The State Department Directorate of Defense Trade Controls has seen a decline in voluntary self-disclosures since 2013, according to an April 20 post on the EU Sanctions blog, which cited a report by the Global Investigations Review. DDTC processed just over 2,000 disclosures in 2013 but only 650 in 2019, the blog said. Since 2014, the number of self-disclosures fell by about 140 disclosures per year, the blog post said, but has remained “consistent” over the last two years. The decrease stems from the removal of certain dual-use items from the U.S. Munitions List to the Commerce Control List, the blog said.
The Commerce Department Bureau of Industry and Security this week postponed several upcoming export compliance seminars due to the COVID-19 pandemic response and announced an online-only export control conference for May. The online conference, which will run May 19-22, will cover a range of export compliance topics, BIS said, including the scope of the Export Administration Regulations, classifying items for export, using license exceptions, the de minimis and direct product rules, export enforcement and more. The conference will be hosted by “BIS specialists” during a daily three-hour session from 9 a.m. to noon. The conference will also include a question-and-answer session. Note that the conference is on Pacific Daylight Time.
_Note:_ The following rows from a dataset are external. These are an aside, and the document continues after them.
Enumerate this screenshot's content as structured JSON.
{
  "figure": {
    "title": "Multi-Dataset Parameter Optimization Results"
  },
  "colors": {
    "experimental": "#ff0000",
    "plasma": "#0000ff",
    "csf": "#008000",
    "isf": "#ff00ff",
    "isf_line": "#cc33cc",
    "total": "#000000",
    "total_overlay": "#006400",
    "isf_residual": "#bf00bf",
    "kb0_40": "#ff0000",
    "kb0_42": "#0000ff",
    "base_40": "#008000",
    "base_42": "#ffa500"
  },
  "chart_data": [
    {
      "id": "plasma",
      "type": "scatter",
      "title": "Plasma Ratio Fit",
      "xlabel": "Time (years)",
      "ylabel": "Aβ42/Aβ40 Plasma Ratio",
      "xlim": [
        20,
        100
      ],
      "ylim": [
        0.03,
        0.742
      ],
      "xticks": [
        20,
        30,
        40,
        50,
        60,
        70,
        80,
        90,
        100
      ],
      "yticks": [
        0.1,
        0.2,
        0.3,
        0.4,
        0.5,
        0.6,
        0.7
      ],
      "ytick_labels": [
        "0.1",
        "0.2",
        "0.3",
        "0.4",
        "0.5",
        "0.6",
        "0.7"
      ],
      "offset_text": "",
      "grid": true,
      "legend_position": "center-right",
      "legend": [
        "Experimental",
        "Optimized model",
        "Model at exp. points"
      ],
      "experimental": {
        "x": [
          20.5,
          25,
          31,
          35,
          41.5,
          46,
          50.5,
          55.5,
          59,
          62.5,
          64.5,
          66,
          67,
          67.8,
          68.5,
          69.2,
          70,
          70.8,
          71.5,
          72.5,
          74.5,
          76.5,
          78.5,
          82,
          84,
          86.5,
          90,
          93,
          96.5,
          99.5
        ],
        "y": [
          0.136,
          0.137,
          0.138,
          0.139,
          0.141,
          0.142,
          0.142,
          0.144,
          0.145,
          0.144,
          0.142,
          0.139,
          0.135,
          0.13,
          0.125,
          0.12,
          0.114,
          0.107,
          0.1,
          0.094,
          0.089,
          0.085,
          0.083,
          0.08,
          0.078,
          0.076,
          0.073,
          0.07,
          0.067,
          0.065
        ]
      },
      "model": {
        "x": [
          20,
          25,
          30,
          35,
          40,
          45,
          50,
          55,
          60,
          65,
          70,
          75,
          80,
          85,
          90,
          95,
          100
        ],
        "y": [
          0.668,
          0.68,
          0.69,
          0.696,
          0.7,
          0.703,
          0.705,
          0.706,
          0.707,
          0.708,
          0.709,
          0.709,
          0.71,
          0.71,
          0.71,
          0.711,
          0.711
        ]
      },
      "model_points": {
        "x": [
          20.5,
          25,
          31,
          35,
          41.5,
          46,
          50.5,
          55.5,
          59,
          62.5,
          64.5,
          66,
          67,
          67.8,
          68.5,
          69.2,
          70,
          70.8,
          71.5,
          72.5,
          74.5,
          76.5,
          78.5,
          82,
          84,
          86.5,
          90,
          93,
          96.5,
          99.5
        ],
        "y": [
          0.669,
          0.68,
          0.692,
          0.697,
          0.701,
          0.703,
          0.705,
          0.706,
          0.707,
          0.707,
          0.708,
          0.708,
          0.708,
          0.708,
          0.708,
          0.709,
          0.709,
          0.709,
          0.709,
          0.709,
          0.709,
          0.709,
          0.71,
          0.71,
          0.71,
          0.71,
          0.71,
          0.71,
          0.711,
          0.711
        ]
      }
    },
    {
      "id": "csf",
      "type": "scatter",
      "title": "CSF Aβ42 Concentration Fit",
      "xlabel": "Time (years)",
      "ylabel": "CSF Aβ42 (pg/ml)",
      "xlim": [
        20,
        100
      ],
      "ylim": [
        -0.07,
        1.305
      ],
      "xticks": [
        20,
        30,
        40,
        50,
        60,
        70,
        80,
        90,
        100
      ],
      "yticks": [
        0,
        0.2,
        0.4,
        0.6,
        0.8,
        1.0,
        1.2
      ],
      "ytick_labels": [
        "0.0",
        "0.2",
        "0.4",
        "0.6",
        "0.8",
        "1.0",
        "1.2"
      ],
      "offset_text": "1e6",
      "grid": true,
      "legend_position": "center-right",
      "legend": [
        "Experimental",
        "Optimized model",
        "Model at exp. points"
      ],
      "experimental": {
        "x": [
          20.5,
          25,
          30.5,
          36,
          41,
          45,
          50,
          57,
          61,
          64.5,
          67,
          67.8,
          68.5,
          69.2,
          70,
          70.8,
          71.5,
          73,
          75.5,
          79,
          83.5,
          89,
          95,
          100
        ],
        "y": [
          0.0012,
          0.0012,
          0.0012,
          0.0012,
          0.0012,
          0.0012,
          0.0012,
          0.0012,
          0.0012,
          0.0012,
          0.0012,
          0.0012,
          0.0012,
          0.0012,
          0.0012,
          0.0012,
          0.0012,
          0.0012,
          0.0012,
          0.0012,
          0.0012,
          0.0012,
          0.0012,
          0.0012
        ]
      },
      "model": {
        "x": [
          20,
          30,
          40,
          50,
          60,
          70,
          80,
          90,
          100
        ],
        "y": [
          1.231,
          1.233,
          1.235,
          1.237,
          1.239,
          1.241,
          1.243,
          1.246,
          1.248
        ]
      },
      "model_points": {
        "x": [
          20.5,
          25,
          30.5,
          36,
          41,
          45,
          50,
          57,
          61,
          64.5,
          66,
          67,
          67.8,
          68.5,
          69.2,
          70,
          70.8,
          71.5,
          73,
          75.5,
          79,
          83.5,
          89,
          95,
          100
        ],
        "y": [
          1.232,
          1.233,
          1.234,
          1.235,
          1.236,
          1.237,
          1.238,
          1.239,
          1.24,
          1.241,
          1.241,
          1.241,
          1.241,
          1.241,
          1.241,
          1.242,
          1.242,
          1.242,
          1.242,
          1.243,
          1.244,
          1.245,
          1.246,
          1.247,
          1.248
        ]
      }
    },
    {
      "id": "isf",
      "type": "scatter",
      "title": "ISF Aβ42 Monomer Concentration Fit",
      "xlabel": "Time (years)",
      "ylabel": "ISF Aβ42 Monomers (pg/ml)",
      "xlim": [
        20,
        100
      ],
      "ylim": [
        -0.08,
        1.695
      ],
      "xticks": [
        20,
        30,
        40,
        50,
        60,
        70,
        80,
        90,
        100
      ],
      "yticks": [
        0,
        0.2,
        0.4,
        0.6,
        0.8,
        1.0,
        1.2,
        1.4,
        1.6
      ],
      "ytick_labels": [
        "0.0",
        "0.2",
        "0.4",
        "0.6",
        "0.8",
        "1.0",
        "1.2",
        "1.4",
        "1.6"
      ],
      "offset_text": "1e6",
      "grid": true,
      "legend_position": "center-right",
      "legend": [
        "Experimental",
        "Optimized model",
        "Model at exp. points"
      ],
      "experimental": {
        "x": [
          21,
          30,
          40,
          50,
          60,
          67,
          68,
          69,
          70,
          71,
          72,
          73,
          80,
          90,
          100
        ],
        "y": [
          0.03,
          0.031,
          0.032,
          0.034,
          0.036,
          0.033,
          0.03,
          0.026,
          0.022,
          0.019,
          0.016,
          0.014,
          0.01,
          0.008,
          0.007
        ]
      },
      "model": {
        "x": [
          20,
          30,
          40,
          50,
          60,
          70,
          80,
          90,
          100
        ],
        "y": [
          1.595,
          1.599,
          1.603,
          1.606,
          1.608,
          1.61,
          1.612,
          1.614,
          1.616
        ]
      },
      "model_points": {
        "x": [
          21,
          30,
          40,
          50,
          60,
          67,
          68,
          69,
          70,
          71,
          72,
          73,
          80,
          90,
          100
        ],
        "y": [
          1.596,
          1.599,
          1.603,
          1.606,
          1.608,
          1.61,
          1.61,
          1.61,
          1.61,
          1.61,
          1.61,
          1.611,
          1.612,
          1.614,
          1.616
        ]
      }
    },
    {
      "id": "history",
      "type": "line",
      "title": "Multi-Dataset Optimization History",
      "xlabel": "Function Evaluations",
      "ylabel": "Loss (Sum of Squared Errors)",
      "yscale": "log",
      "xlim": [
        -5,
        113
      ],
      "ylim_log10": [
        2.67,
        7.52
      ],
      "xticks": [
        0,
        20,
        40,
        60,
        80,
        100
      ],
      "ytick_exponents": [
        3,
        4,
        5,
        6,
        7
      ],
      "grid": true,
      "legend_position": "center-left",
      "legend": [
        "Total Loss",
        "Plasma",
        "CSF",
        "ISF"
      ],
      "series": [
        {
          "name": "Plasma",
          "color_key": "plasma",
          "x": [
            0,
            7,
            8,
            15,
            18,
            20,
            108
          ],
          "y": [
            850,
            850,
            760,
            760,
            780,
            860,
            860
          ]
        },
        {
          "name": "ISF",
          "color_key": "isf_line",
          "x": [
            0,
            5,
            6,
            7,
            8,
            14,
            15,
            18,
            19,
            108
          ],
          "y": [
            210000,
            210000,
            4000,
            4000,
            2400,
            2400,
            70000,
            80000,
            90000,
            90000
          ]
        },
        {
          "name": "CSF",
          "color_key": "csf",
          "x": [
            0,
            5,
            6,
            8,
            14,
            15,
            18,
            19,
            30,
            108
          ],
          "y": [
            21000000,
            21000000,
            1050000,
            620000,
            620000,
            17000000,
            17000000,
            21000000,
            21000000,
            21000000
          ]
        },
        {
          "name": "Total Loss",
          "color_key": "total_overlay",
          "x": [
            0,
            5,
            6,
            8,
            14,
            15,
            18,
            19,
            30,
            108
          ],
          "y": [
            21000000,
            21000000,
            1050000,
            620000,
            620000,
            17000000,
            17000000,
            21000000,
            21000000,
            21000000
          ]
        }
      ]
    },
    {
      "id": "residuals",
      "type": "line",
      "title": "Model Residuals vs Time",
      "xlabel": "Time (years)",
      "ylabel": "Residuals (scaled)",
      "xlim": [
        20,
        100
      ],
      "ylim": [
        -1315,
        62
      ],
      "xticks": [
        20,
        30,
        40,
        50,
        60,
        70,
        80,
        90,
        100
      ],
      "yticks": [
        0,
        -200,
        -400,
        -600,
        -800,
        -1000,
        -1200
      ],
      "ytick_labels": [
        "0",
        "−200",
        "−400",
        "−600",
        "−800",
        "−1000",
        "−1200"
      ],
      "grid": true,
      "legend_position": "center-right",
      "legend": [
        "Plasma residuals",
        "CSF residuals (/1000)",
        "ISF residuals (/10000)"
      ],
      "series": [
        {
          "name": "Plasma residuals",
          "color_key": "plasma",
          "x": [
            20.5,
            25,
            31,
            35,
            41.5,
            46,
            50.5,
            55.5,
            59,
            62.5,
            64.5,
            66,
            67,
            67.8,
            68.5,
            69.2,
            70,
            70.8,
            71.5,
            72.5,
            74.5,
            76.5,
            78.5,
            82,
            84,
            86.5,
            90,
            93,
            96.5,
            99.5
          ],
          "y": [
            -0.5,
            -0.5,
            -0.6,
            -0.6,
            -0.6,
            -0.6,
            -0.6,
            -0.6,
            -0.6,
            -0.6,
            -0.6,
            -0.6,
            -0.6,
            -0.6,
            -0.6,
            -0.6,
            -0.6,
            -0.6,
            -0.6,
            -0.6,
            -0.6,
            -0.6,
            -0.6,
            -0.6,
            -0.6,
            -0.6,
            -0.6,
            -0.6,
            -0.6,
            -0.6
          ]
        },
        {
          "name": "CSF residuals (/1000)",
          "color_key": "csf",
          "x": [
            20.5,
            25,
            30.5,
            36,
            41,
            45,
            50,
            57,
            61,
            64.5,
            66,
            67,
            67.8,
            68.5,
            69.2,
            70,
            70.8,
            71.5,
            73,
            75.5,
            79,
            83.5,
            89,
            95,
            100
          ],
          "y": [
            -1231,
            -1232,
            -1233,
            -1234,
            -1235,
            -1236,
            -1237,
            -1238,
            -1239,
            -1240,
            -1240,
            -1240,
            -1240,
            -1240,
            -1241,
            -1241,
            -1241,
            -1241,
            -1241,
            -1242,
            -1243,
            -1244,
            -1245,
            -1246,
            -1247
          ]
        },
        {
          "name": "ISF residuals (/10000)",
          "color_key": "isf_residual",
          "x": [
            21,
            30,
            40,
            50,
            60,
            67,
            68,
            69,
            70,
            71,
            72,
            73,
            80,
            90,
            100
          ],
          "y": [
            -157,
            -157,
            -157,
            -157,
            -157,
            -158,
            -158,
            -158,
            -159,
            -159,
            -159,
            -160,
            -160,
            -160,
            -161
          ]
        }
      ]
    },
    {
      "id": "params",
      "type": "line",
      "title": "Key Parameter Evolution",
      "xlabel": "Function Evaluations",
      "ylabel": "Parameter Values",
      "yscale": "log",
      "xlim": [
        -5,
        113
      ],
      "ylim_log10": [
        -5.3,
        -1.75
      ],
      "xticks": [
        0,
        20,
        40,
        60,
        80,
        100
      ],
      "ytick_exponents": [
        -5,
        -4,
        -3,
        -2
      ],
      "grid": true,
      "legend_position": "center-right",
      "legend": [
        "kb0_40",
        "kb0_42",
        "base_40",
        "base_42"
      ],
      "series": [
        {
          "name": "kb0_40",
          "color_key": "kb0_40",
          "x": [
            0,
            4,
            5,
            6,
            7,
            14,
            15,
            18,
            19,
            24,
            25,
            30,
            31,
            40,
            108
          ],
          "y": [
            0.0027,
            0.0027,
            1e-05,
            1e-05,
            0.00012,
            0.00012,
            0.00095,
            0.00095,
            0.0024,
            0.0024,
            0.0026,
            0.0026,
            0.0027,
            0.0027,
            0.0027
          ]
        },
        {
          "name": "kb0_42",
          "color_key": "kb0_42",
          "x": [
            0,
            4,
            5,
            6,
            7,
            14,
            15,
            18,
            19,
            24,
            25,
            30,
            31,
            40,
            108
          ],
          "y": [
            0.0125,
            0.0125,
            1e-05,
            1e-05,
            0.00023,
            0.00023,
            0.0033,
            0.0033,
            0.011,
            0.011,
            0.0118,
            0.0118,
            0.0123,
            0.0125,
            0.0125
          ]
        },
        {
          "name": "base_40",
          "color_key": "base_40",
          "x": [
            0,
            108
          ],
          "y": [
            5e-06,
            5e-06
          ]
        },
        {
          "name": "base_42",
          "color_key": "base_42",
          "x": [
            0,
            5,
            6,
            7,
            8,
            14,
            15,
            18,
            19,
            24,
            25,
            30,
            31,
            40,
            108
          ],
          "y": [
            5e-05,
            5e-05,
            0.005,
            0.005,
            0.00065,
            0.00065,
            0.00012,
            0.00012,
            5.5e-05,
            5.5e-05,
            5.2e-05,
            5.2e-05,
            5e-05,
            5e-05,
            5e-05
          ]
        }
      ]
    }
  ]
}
The Commerce Department is seeking comments on an information collection related to the five-year record retention requirement for export transactions and boycott actions, the agency said in a notice. The retention requirement applies to all parties involved in the export, re-export, transshipment or diversion of items subject to the Export Administration Regulations and involved in a reportable boycott request. Comments are due June 5.